Unofficial subregion of Lima, Peru

Cono Este, also known as Lima Este, is the name given to an unofficial subregion of the province of Lima, Peru. It is one of the five areas that make up Lima and Callao's metropolitan area.

Located to the east of the city, the socioeconomic levels of its residents are varied: they belong mainly to the middle class, with some areas populated by wealthier residents. During the winter, it is the only area of Lima that is not permanently covered by fog, and its most developed areas are home to retirement communities in Lurigancho-Chosica and Chaclacayo.

== Etymology ==
The term cono (lit. 'cone') was used in the mid-20th century to describe the squatted areas surrounding the city, which began to increase in number under the populist presidencies of Manuel A. Odría and Juan Velasco Alvarado. The name referred to the settlements' distance from Lima, and the word was eventually replaced by Lima, the name of the city.

== Subdivisions ==
The subregion comprises the districts of Ate, Cieneguilla, Chaclacayo, El Agustino, La Molina, Lurigancho, San Juan de Lurigancho, San Luis, and Santa Anita. Pachacamac was also once considered part of the subregion.

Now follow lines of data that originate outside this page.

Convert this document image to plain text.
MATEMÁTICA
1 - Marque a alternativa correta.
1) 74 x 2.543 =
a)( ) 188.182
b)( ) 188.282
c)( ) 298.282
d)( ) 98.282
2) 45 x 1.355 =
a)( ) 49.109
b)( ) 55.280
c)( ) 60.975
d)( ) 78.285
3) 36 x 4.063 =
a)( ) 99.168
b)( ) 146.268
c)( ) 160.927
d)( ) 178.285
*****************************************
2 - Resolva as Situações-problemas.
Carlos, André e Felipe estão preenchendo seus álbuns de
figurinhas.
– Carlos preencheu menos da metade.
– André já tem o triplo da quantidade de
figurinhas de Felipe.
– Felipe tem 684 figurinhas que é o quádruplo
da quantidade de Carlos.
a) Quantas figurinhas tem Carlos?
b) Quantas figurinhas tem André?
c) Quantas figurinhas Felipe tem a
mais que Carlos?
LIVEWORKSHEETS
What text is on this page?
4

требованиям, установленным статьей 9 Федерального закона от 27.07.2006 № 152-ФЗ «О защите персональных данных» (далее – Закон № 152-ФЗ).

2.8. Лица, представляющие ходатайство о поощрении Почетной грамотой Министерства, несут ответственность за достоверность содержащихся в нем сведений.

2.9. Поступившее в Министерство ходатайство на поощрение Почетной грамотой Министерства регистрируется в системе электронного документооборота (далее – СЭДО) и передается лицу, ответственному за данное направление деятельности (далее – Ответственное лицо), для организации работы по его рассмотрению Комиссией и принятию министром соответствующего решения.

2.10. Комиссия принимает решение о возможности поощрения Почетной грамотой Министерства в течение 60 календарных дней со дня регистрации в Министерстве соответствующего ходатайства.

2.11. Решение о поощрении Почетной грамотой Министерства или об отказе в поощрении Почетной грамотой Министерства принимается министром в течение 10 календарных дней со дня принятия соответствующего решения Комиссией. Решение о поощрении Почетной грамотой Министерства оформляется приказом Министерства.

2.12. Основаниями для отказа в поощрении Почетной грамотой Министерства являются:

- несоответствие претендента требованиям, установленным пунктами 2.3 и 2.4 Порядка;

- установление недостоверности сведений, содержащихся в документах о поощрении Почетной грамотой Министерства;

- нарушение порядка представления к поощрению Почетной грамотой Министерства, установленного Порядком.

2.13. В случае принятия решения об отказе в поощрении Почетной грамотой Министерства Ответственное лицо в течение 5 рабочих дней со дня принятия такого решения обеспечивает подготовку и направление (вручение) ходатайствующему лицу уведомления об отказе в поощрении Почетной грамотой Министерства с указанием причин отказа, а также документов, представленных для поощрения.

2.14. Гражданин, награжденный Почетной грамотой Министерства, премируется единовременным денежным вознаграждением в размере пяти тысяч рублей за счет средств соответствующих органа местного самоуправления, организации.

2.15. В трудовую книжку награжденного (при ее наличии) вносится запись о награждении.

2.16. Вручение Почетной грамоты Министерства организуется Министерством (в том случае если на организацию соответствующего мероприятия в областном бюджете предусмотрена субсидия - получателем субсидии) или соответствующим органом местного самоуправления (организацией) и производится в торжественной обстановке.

Santa Anita presents the highest degree of urban consolidation, while being the smallest district on the area. La Molina is a mainly residential district which gathers people of the high socioeconomic status, it also concentrates commercial activities. The least developed are those of El Agustino which is populated by slum housing, and Cieneguilla, which is mostly unurbanized. The district of Ate has to some extent undergone industrialization with several factories having been built there.